How to Make Your Own Soup Stock
Making your own soup stock recipes can be scary. You’re dealing with bones and simmering things, and it can seem kinda yucky. So, why do it? Because you’re going to get even more flavor and you’re eliminating all of those preservatives at the same time. You need a really good stock pot for starters. I’d also suggest some fresh veggies. If you have the time and it’s in season, you should totally grown your own! It’s easy and really fulfilling. Plus I think you end up getting better tasting veggies. Here are my soup stock recipes:
Next you just need to know these ten tips and tricks to make the best tasking soup stock for whatever culinary project you have up your sleeve.
#1 Use Cold Water: Why use cold water? Well, by taking the time to heat the water from cold to boiling, you’re allowing the bones to full simmer and heat evenly. By going at a slow pace you’re ensuring that the flavors meld together in a satisfying way. This will ensure your soup stock recipes turn out as they should!
#2 Use Flavor Boosting Veggies: It’s important to make sure you choose veggies that are going to compliment your stock, you’re not creating soup after all. Some of the most traditional additions are: chopped onions, celery, carrots, garlic cloves, leeks, parsley (the whole thing), bay leaves, thyme, peppercorns, and salt.
#3 Keep Your Eye on the Bones: Meat is great in stock, but most of the flavor comes from the bones themselves. Within the bones you’ll find healing collagen and tons of flavor. So put the whole chicken in, but when the meat is ready to fall off, take it out, and then return it back to the pot to simmer.
#4 When in Doubt, Roast: If you’re looking for a deeper flavor to your stock, try roasting your meat and veggies before simmering. It’s going to caramelize the bones and the veggies to provide a more complex taste.
#5 Change Up your Cooking Liquid: If you’re looking for a stronger base, go ahead and simmer your bones in an already finished stock. This is a basic for French cuisine. If you don’t have time to double simmer, then go ahead and use store bought stock as your base or throw in a couple bouillon cubes for good measure.
#6 Umami Your Stock! This elusive fifth flavor which is a mix of salty, sweet, sour, and bitter. Most people just say yum! Umami is achieved by adding a little bit of fish sauce in the last ten minutes of cooking.
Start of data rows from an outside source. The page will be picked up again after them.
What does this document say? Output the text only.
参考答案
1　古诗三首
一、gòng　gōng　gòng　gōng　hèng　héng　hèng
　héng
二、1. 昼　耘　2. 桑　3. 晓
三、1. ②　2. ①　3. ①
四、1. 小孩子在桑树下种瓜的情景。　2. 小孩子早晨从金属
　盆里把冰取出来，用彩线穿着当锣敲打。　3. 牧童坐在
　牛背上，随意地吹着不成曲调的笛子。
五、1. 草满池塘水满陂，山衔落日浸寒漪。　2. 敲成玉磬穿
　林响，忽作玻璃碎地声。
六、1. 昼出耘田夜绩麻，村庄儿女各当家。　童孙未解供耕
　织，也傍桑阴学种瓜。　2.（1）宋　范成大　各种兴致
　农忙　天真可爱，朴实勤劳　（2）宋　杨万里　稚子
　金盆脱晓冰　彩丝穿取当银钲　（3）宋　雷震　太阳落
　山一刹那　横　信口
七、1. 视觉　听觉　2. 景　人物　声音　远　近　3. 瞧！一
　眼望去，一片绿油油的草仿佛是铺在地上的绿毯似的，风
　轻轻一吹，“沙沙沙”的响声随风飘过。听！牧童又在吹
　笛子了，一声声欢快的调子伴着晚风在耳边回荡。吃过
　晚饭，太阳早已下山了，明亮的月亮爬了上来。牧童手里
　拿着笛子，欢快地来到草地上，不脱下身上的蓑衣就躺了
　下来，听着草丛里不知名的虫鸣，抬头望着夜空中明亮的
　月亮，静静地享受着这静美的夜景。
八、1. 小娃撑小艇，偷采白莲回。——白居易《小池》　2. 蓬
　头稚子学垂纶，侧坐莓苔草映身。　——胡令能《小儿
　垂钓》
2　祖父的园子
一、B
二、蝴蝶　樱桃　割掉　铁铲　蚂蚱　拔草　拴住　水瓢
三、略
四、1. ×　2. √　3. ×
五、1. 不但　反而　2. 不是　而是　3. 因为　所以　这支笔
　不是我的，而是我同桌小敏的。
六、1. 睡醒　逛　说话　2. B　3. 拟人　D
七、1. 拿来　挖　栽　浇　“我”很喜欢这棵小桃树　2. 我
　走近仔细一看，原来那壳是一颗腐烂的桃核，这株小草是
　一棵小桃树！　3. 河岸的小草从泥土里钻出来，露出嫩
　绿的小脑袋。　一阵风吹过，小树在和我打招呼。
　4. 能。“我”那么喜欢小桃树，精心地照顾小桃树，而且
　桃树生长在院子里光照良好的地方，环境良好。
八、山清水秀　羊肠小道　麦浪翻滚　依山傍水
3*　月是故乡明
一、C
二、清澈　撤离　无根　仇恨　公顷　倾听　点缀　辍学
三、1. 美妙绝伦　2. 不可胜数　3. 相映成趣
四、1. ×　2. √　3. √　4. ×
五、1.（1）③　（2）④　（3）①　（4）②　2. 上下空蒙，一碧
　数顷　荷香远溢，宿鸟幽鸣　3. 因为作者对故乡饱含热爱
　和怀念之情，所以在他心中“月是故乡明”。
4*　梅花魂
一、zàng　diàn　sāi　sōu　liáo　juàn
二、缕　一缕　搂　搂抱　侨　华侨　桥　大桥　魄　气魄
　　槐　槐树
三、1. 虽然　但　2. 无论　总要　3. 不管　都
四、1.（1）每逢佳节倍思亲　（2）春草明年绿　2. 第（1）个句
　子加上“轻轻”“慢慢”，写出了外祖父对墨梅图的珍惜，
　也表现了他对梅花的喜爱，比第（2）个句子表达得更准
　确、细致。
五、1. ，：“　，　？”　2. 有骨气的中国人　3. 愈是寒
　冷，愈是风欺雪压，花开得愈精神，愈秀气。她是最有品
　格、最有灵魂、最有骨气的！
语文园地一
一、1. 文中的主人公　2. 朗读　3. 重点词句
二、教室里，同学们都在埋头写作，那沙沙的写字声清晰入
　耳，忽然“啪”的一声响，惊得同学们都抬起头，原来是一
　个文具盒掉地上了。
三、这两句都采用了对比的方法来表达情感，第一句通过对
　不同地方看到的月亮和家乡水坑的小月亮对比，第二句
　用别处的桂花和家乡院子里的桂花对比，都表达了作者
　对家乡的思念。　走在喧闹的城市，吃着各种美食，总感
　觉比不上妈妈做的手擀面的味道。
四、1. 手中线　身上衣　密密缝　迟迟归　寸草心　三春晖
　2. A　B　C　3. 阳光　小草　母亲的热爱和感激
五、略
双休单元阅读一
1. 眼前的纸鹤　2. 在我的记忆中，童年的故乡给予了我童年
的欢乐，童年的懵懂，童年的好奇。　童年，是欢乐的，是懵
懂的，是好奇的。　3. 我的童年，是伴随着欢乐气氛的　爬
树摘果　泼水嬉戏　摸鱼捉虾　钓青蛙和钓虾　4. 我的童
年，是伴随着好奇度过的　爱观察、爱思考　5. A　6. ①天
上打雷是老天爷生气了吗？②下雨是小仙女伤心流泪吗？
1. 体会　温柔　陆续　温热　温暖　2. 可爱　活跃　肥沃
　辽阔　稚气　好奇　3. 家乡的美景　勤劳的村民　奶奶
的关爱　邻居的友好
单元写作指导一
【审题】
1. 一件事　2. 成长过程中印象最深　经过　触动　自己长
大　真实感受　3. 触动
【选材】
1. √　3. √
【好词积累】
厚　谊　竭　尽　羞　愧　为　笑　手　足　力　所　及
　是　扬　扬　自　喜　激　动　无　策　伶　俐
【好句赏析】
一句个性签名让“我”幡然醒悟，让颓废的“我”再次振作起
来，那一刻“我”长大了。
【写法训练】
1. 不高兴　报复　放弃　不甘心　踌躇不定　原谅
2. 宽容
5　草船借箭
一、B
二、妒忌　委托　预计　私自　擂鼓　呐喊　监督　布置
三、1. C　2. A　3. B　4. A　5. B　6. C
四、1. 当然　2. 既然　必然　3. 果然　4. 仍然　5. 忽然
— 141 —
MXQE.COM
#7 Take the Top Off: As the stock boils you’ll see a lot of protein, fat, and bits of bone float to the top. Go ahead and skim this off as it keeps your broth clear and helps maintain a more intense, concentrated flavor.
#8 Strain the Stock: Strain your stock with more than a small strainer. We recommend using cheesecloth or a clean tea towel to help remove the impurities. This leaves you with a brilliant finish that is focused on the flavor and clear as a mountain stream.
#9 Chill It Out: Once you’ve strained your stock clear, it’s important to cool it fast. Put the stock in an ice bath and stir it until it reaches 40 degrees F. Then go ahead and refrigerate for at least four hours. Feel free to skim off the fat of the top again one more time before it’s ready for use!
#10 Store It Right: It’s really important to store your stock correctly. It can be frozen for 3-6 months either in an airtight container or in ice cube tray. It can be kept in the fridge for up to a week. I find that putting the stock in ice cube trays helps them be extra handy for sautés, stir-fries, or sauces.
And there you have it! Ten tips to help your soup stock recipes be the best base for whatever soup, sauce, or meal you’ve got planned. Happy Stocking!